Un consejo: si vas a suicidarte, quita de en medio las fotografías de los tuyos. Es más sencillo planificarlo sin el escrutinio constante de tus seres queridos.

 

Federico Axat (Buenos Aires, 1975) en su más reciente novela La última salida (Destino, 2016) nos presenta con maestría un thriller psicológico donde una decisión es detonante para que una serie de crímenes y enredos ocurran.

Ted McKay es un hombre rico, tiene una esposa y dos hijas; vive feliz.

Ted McKay es un hombre rico, tiene una esposa y dos hijas; acude al médico y le detectan un tumor en la cabeza: no se lo cuenta a su familia.

Ted McKay es un hombre rico, tiene una esposa y dos hijas; ellas salen de viaje, él decide suicidarse.

Ted McKay ha preparado todo: ha quitado fotografías, puesto una nota en la puerta para su esposa, apunta el arma a su cabeza y…

Ted McKay desiste en accionar el gatillo, alguien toca de manera insistente su puerta, observa una nota escrita con su puño y letra que no recuerda. Un hombre de nombre Lynch le propone un trato bastante tentador el cual consiste ingresar a una organización donde necesita matar a una persona y luego alguien lo terminará matando a él y será más sencillo para su familia soportar la muerte de Ted. Después de unos momentos, acepta y está seguro que es la mejor salida.
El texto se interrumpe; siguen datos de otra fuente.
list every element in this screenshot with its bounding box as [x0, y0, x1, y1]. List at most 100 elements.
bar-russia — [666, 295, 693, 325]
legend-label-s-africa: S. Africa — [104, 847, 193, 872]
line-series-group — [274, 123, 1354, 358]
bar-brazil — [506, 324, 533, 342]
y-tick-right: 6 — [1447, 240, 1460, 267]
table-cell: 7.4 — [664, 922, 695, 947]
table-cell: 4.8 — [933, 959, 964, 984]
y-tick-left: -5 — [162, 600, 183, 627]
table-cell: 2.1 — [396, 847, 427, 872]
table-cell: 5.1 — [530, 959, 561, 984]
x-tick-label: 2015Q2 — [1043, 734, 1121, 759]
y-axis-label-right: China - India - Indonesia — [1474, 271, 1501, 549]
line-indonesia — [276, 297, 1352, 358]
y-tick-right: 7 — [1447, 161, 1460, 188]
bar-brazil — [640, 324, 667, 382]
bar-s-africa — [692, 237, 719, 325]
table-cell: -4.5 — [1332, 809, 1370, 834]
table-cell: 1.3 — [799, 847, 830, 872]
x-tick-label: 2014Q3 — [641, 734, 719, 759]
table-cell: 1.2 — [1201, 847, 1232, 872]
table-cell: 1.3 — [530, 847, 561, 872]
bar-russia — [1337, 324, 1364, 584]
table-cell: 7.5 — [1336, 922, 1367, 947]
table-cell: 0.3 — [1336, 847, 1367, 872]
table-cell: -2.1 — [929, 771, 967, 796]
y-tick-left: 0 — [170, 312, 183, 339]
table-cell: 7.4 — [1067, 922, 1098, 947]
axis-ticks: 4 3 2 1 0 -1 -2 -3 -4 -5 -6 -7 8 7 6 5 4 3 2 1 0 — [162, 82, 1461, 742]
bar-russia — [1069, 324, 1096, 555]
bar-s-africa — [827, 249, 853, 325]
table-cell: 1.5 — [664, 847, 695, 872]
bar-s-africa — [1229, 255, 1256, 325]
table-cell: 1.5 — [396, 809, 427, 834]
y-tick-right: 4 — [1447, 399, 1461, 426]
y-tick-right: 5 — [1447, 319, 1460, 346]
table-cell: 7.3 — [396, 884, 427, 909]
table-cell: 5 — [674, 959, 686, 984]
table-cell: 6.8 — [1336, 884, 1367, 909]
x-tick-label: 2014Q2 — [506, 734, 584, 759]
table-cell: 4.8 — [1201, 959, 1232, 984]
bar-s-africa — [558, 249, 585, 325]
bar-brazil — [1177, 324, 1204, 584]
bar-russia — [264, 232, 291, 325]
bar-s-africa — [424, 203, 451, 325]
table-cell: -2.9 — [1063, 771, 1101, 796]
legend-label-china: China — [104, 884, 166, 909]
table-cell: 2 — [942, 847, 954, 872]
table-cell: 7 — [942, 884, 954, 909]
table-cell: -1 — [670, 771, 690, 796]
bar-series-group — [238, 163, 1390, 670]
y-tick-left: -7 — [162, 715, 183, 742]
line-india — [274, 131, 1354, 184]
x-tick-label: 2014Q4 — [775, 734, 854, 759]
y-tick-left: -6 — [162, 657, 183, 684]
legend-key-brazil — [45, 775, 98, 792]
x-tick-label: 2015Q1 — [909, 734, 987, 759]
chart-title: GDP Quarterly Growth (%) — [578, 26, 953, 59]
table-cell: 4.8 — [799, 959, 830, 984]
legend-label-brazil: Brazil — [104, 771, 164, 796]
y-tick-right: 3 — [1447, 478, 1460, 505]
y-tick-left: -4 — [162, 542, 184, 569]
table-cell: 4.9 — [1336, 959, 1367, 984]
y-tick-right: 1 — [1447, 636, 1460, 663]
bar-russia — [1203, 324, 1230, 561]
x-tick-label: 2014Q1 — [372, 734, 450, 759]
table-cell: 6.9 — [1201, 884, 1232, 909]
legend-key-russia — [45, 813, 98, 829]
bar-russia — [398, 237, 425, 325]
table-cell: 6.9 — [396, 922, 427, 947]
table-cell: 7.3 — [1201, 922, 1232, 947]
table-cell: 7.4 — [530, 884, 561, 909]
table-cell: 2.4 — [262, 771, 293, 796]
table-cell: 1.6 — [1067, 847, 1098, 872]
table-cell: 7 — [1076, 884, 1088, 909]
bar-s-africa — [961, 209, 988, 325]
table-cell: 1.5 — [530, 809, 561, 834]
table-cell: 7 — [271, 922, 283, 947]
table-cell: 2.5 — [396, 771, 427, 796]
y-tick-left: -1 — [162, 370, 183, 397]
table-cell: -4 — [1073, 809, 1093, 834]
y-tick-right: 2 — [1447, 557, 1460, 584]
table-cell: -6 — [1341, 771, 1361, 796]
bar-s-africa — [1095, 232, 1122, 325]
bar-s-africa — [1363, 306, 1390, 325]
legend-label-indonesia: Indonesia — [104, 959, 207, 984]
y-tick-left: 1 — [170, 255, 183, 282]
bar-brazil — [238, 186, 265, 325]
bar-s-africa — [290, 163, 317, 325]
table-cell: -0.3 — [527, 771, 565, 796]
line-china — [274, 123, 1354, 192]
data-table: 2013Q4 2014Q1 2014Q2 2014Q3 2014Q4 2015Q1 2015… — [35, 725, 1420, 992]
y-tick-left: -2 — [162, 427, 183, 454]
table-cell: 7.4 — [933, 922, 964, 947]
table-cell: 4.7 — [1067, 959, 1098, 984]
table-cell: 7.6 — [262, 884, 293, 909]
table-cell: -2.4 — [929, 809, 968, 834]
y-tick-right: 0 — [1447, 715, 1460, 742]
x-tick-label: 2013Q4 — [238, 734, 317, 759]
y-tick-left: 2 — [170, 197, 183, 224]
Con el paso de las acciones, observamos el declive de la psique de Ted, la inseguridad de su vida, la duda constante, la búsqueda de los motivos que tiene Lynch para asesinar a Wendell y la relación que tiene Ted con el asesinato de varias mujeres donde parece ser el culpable y no recordar nada de eso.
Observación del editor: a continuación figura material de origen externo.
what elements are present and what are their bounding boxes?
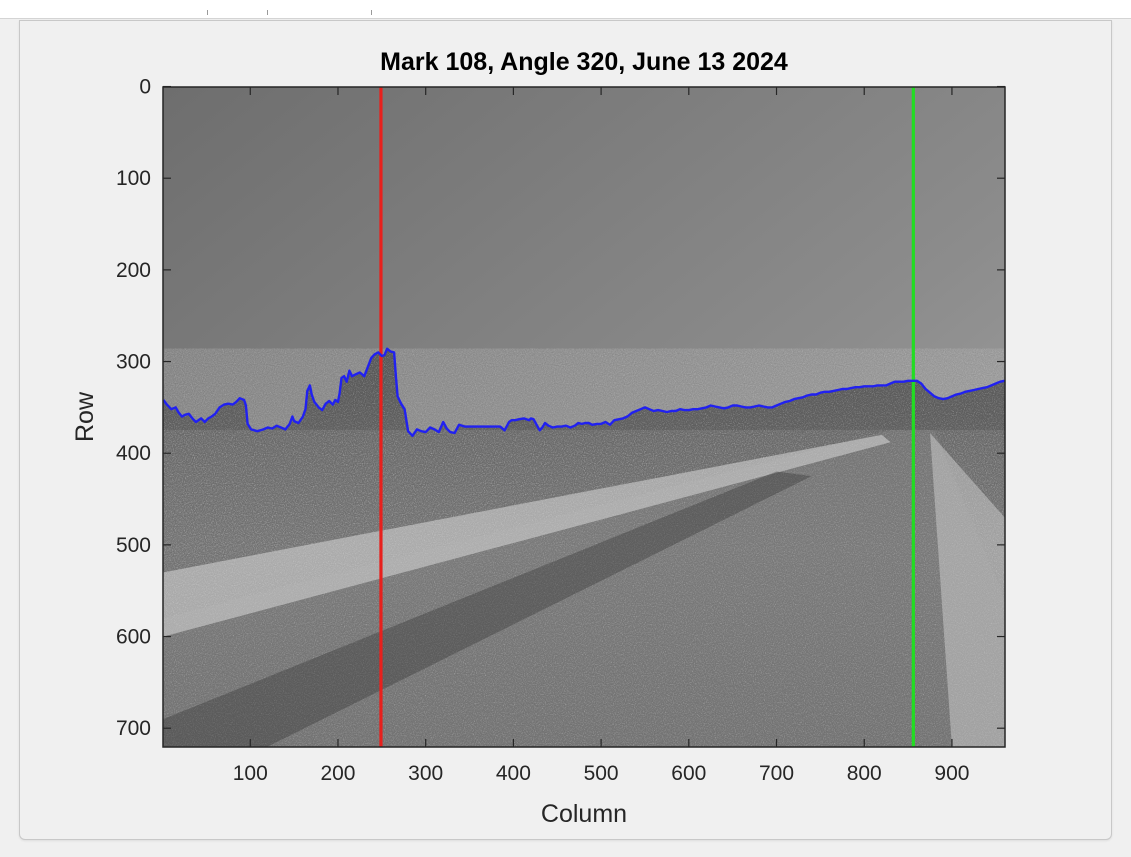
y-tick-label: 300	[116, 351, 151, 374]
x-tick-label: 300	[408, 762, 443, 785]
y-tick-label: 400	[116, 442, 151, 465]
x-tick-label: 200	[320, 762, 355, 785]
x-tick-label: 500	[584, 762, 619, 785]
horizon-line	[163, 347, 1005, 437]
chart-title: Mark 108, Angle 320, June 13 2024	[380, 48, 788, 76]
axes-box	[162, 86, 1006, 748]
y-tick-label: 500	[116, 534, 151, 557]
x-tick-label: 800	[847, 762, 882, 785]
y-tick-label: 100	[116, 167, 151, 190]
menu-strip	[0, 0, 1131, 19]
y-tick-label: 200	[116, 259, 151, 282]
menu-separator	[207, 10, 208, 15]
menu-separator	[371, 10, 372, 15]
y-tick-label: 0	[139, 76, 151, 99]
x-tick-label: 600	[671, 762, 706, 785]
menu-separator	[267, 10, 268, 15]
x-tick-label: 100	[233, 762, 268, 785]
x-tick-label: 700	[759, 762, 794, 785]
x-tick-label: 400	[496, 762, 531, 785]
y-tick-label: 600	[116, 626, 151, 649]
y-tick-label: 700	[116, 717, 151, 740]
photo-image	[163, 87, 1005, 747]
x-axis-label: Column	[541, 800, 627, 828]
y-axis-label: Row	[71, 391, 99, 442]
x-tick-label: 900	[934, 762, 969, 785]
Federico Axat disecciona perfectamente la historia en cuatro partes, en una narración en espiral, ya que el principio de cada sección dará un salto hacia el pasado (analepis) para contar algo que ya se había dicho, pero con pequeñas modificaciones las cuales tendrán mucho peso en el porvenir del relato; de esta manera son mundos paralelos y es justo lo que determina el golpe de efecto al término de cada capítulo. El lector, junto con Ted, con el desarrollo de la historia, irá descubriendo qué es lo que pasará y, sobre todo, sentirse atrapado dentro de una historia macabra, manipuladora que se sostiene en un hilo y pareciera que cuando lo que uno vive no es del todo cierto.